Natália não esqueceria facilmente o que aquelas palavras causaram. A sensação foi dolorosa, como se o coração tivesse despencado no precipício da decepção. É como se um buraco surgisse bem abaixo do peito, causando uma dormência na região, quase comparada a um vazio. Em poucas palavras, compara-se ao momento em que imaginamos estar caindo; os batimentos aceleram, o corpo treme e o organismo trava por alguns milésimos de segundo.

É fascinante pensar na forma como o corpo humano trabalha; é uma obra de arte surpreendente, onde todo e qualquer sistema é interligado, afetando direta ou indiretamente qualquer outro. Por isso quando recebemos alguma notícia reagimos fisicamente e de diversas formas. O responsável por essas reações é o sistema nervoso simpático, que é, basicamente, um sistema de excitação, que ajusta o organismo para suportar situações de perigo, esforço intenso, stress físico e psíquico. Ele atua em diferentes aparelhos do organismo, incluindo o coração e os intestinos, preparando a pessoa para lutar ou fugir.

Uma parte fundamental é interromper a digestão para que o fluxo sanguíneo e a energia possam ser enviados para os músculos dos membros. Esse efeito súbito se manifestou como náusea, afetando todo o jantar que as duas compartilharam minutos antes. Já a energia de Cardoso sequer chegava as pernas, que ficaram fracas com a revelação.

Oi? — a expressão mudou rapidamente. Estava em choque, meio perdida, completamente frustrada e quase sem fôlego.

É, você é a primeira pessoa que eu queria contar né, te liguei, mas cê não me atendeu. — esclareceu, mas isso não era importante. Por ela não saberia nunca, ou melhor, Carol não iria nunca.

E... cê vai ficar muito tempo lá? É definitivo? — torcia esperançosamente pelo não.

Acho que sim né, alguns anos pelo menos. — Carol notou o olhar e o silêncio da amiga, que baixou a cabeça. Ficou ainda mais preocupada — Cê não vai falar nada?

Não. — sussurrou balançando a cabeça em movimento negativo.

Teria como falar algo? Poderia ajoelhar diante da mulher e pedir que não fosse? Até que ponto isso seria justo? Como disse a Lígia, aquele sentimento era dela e não de Carol, mas machucava não externá-lo. Pesava.

Poxa Natália, — lamentou — não faz assim vai, minha cabeça já tá cheia de dúvida, também não é uma decisão fácil assim, né?

Então pensa melhor. — os olhos marejados indicavam que o rumo da conversa não seria um dos melhores.

Natália...

Eu tô pedindo, fica.

Suplicou, apelando com um truque baixo: usar a si mesma e sua amizade. Se soubesse que isso não funcionaria, não iria colocar-se à prova. Afinal, se Carol não desistiria pela única coisa real que tinham, por que largaria tudo por um amor que sequer tem conhecimento da existência?

Para não fala assim. Poxa, a gente vai continuar amiga, né? E você também não vai ficar sozinha aqui, tem as meninas.

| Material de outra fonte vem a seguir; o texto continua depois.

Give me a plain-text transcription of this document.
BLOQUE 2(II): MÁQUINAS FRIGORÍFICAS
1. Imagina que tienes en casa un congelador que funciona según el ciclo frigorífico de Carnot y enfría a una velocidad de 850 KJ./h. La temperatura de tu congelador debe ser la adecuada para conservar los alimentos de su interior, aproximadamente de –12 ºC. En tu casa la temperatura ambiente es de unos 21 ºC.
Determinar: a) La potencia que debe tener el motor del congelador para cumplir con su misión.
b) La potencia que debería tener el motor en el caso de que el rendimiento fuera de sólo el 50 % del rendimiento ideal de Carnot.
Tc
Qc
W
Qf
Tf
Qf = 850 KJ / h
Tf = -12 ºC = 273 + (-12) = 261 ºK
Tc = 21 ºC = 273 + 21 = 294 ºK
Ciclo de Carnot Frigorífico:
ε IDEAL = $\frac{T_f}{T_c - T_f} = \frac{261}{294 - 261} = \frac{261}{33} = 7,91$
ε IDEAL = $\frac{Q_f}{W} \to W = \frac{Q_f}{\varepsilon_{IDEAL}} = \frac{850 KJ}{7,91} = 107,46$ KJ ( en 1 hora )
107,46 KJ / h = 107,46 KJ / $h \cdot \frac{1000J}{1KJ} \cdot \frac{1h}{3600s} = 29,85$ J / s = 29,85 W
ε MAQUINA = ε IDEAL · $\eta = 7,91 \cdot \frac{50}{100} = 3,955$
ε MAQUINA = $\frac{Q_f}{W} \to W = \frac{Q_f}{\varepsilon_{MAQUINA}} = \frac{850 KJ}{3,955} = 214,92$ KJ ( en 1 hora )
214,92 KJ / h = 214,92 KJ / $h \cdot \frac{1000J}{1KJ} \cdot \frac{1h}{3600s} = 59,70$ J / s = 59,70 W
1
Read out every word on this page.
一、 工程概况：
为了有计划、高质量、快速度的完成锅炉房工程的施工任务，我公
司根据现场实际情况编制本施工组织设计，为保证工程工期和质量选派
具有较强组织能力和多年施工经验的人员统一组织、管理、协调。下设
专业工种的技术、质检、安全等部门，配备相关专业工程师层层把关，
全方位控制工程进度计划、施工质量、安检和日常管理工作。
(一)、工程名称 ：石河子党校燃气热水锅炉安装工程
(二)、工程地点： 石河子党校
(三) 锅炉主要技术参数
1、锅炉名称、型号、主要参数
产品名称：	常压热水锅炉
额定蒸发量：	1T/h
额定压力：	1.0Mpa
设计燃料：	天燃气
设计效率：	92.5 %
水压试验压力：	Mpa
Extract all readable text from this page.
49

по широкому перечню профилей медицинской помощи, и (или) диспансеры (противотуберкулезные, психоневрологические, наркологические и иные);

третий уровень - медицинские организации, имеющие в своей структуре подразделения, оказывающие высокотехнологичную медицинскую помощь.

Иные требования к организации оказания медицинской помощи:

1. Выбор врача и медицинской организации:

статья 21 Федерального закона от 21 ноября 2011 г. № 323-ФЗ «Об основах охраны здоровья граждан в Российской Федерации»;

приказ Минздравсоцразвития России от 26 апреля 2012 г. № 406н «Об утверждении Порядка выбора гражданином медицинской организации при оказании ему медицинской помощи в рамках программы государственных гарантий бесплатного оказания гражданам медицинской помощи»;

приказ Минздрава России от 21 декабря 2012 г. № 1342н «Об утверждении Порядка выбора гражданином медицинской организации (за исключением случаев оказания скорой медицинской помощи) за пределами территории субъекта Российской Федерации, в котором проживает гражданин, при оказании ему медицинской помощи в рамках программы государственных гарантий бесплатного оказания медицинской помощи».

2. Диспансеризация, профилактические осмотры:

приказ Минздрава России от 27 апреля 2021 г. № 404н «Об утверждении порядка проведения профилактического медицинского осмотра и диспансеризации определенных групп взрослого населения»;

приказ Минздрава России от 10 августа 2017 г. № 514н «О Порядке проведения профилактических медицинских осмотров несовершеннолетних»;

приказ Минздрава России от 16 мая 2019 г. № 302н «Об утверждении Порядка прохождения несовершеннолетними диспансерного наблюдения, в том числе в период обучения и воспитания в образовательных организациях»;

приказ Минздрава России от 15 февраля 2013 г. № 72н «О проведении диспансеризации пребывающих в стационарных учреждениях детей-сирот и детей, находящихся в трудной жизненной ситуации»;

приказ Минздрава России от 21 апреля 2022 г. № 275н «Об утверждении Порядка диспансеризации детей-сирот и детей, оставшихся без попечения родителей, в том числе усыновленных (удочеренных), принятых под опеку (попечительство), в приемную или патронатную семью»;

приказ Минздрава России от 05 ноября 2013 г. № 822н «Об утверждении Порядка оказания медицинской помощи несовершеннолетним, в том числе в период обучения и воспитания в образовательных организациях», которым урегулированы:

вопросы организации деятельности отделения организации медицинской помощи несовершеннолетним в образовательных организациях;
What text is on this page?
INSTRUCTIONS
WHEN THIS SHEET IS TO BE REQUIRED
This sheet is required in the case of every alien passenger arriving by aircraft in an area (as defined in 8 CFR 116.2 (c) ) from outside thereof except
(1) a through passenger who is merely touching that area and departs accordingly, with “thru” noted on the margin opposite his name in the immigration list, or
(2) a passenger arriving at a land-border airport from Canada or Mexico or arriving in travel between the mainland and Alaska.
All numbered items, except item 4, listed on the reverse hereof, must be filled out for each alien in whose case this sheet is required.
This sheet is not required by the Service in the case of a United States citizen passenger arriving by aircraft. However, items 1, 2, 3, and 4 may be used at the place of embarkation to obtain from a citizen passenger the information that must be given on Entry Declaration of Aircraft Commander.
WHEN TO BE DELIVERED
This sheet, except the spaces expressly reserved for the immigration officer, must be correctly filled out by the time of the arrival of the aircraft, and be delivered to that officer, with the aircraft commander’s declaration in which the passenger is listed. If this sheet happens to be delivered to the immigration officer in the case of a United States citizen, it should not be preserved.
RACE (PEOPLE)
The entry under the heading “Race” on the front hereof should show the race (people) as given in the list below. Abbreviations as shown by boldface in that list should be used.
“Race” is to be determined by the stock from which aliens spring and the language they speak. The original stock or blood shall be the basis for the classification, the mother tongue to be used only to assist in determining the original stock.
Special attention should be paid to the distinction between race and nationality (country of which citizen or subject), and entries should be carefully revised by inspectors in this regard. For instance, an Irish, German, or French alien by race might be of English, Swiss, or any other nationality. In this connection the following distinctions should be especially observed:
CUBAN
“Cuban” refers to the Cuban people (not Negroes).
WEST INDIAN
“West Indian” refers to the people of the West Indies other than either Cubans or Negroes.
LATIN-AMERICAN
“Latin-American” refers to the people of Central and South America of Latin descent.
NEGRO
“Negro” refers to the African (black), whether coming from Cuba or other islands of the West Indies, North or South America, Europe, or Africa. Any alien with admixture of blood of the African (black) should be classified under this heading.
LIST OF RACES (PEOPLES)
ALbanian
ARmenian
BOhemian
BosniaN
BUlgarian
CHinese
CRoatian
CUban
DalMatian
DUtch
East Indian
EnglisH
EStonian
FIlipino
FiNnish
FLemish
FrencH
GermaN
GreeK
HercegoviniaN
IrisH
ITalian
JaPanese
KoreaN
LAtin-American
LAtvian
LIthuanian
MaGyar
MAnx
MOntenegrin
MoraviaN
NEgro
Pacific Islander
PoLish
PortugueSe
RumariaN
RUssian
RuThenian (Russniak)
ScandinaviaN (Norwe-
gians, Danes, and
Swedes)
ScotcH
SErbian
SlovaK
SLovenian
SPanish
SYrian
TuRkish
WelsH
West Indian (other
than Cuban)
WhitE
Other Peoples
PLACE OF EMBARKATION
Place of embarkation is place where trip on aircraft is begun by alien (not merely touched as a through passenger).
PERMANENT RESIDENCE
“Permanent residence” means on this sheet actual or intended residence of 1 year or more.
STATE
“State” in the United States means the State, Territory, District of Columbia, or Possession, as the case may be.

Num ligo pra elas, num preciso delas, eu só preciso de você. — estava começando a ficar desesperada, era evidente pelas respostas imediatas.

Que bobagem, por que cê ta falando isso? — soltou um riso meio contido, timidamente.

Porque... — soprou o ar e puxou-o com força — Porque eu te amo Carol. Será que você nunca percebeu nada? Eu te amo.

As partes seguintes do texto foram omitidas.